Eğitim Sen’in ciddi bir dayanışma faaliyeti yürüttüğünü görüyoruz, buradan bu dayanışmaya katkıda bulunmak isteyenlere bir çağrınız var mı?

Evet, açıkçası öncelikle şunu söylüyoruz lütfen bizim size gelmemizi beklemeyin, öyle bir koşturmaca içindeyiz ki, siz bize gelin. Okul ziyaretleri yapıp arkadaşlarımızın morallerini yüksek tutmaya çalışıyoruz. Biz sekiz dokuz ilçeyle uğraşıyoruz ve yedi gün sabah akşam çalışıyoruz, bu nedenle dayanışmayı yayma konusunda sorunlar yaşıyoruz. Yani bize gelip, “şöyle bir etkinlik planladık, biletleri siz organize edin, gelir dayanışma fonuna aktarılsın, biz de etkinliğimizi yapalım” derlerse çok mutlu oluruz. Ya da bir tiyatro grubu, “biz oyunumuzu bu dayanışma için sergilemek istiyoruz” derse çok seviniriz. Buna benzer iki etkinlik yaptık ama yeterli değil tabii. Örneğin “Mavi Bisiklet” filmini dayanışma için gösterdik, dört yüz seksen biletin tümü satıldı ve insanlar salonu doldurdu. Biz Eğitim Sen olarak bu tür etkinliklere açığız ve çağrıda bulunuyoruz.

Bizler bu dönemde, hem sınıfa girip dersimizi anlatıyoruz, hem ihraç edilen arkadaşlarımızın durumunu takip ediyoruz, hem dayanışma örgütlemeye çalışıyoruz, hem okul gezisi yapıyoruz, zor oluyor elbette. Örneğin şube başkanımız, sendikanın bir basın açıklamasına katıldı diye disiplin soruşturması ile ihraç edildi, bir taraftan da bunlarla uğraşıyoruz.

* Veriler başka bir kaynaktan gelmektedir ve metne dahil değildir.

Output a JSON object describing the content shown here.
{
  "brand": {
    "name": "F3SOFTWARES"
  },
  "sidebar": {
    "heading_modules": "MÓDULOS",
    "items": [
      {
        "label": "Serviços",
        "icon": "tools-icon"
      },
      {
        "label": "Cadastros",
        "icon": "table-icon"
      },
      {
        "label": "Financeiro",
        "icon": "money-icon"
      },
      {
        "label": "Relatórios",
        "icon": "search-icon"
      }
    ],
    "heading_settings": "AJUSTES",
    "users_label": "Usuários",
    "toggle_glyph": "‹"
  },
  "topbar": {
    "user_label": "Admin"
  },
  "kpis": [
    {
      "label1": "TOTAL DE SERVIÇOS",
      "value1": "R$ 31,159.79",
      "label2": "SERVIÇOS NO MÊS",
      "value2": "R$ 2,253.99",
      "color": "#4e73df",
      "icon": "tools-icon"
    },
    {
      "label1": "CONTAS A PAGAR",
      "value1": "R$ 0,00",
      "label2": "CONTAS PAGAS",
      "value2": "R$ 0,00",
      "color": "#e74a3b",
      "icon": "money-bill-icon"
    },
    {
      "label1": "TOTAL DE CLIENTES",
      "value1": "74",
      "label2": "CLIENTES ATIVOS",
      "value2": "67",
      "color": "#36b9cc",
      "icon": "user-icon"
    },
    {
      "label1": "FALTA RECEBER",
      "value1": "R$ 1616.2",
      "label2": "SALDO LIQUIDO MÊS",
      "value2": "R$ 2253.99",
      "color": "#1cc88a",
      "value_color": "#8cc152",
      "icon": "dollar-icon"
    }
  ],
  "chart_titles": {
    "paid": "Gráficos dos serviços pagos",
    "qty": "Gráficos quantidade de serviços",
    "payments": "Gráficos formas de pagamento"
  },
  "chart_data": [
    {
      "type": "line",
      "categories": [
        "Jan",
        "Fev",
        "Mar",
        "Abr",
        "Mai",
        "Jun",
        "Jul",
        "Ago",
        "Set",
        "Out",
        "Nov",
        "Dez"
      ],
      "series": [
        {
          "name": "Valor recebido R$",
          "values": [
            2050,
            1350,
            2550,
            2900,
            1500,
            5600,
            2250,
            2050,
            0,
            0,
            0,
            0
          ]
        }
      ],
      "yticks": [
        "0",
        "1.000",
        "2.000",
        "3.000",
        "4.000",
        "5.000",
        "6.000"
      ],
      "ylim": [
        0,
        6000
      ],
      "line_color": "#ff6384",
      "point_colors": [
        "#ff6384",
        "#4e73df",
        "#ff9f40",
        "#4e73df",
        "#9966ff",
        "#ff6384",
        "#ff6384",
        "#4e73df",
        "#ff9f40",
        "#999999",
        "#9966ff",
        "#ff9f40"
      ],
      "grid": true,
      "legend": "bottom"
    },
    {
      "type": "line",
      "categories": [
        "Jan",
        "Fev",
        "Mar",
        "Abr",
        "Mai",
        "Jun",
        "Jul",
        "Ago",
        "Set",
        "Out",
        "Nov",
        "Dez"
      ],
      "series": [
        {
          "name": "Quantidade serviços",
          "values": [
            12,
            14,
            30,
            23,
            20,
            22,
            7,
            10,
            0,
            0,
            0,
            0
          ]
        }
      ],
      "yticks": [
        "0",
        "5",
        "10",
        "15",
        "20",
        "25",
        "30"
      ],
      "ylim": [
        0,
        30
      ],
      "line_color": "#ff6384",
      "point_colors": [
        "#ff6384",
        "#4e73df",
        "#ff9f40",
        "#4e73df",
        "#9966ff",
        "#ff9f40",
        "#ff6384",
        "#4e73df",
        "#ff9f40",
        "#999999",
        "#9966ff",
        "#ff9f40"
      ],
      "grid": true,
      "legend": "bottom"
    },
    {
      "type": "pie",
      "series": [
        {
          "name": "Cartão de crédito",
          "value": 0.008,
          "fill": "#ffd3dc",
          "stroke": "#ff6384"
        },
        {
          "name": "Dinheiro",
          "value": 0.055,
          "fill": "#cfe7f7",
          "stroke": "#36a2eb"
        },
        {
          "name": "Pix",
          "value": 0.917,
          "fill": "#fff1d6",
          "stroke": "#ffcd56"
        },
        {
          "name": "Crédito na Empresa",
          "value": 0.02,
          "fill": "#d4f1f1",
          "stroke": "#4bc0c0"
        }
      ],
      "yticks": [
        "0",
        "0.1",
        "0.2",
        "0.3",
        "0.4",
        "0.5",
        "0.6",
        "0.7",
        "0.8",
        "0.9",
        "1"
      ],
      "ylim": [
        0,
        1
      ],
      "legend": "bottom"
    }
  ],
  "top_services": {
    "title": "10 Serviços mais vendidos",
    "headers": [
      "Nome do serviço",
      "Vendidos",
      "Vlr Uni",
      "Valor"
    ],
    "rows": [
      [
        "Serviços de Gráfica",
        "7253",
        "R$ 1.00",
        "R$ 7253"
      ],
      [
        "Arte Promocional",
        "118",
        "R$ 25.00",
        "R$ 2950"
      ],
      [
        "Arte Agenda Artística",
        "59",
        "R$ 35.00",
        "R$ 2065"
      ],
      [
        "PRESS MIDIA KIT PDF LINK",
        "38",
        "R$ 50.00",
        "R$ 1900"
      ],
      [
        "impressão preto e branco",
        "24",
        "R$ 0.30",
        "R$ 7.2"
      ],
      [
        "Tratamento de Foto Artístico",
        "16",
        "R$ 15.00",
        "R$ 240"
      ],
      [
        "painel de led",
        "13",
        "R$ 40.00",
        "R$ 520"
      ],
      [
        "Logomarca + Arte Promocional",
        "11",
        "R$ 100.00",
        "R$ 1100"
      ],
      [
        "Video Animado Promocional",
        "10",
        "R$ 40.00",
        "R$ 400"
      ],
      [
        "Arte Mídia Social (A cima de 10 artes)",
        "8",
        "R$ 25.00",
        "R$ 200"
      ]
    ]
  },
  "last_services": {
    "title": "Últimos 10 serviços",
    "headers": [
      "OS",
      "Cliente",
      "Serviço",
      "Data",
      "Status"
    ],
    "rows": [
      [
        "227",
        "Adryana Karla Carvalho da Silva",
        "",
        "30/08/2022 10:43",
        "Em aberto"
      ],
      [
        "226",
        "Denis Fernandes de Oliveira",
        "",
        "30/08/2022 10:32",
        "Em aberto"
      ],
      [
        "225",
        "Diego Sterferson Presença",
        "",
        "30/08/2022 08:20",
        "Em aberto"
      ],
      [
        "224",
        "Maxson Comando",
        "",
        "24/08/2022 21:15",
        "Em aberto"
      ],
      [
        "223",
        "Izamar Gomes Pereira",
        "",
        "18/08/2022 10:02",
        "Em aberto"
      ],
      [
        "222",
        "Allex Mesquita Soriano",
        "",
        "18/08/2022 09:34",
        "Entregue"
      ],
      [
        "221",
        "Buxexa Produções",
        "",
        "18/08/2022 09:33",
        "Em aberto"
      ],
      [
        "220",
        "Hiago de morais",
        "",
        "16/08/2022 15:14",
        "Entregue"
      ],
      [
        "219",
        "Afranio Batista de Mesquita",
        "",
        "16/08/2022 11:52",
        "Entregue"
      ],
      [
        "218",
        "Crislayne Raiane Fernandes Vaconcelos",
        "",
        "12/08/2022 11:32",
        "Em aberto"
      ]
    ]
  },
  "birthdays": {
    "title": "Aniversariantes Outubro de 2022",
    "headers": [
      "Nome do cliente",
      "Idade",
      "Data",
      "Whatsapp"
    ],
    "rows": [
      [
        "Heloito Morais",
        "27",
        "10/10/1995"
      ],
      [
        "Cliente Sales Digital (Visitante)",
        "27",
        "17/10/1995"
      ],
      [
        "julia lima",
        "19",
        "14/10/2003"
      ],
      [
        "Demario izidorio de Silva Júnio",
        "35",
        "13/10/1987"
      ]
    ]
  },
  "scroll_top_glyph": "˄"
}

Şimdi ihraç olan arkadaşlarımızın hikâyelerini dinliyoruz, okul önlerinde veliler ile birlikte basın açıklamaları düzenliyoruz. Aşağı yukarı ifadeler aynı, okulda öğrencilerinden para toplamamış ve toplatmamış, emekçi çocukların okuması için büyük özverilerde bulunmuş çok değerli arkadaşlarımız dönüp “canım öğrencilerim mutlaka döneceğim” diyor. Hiç kimsenin kuşkusu olmasın mutlaka döneceğiz, yeter ki dayanışalım ve haksızlığa karşı direnelim.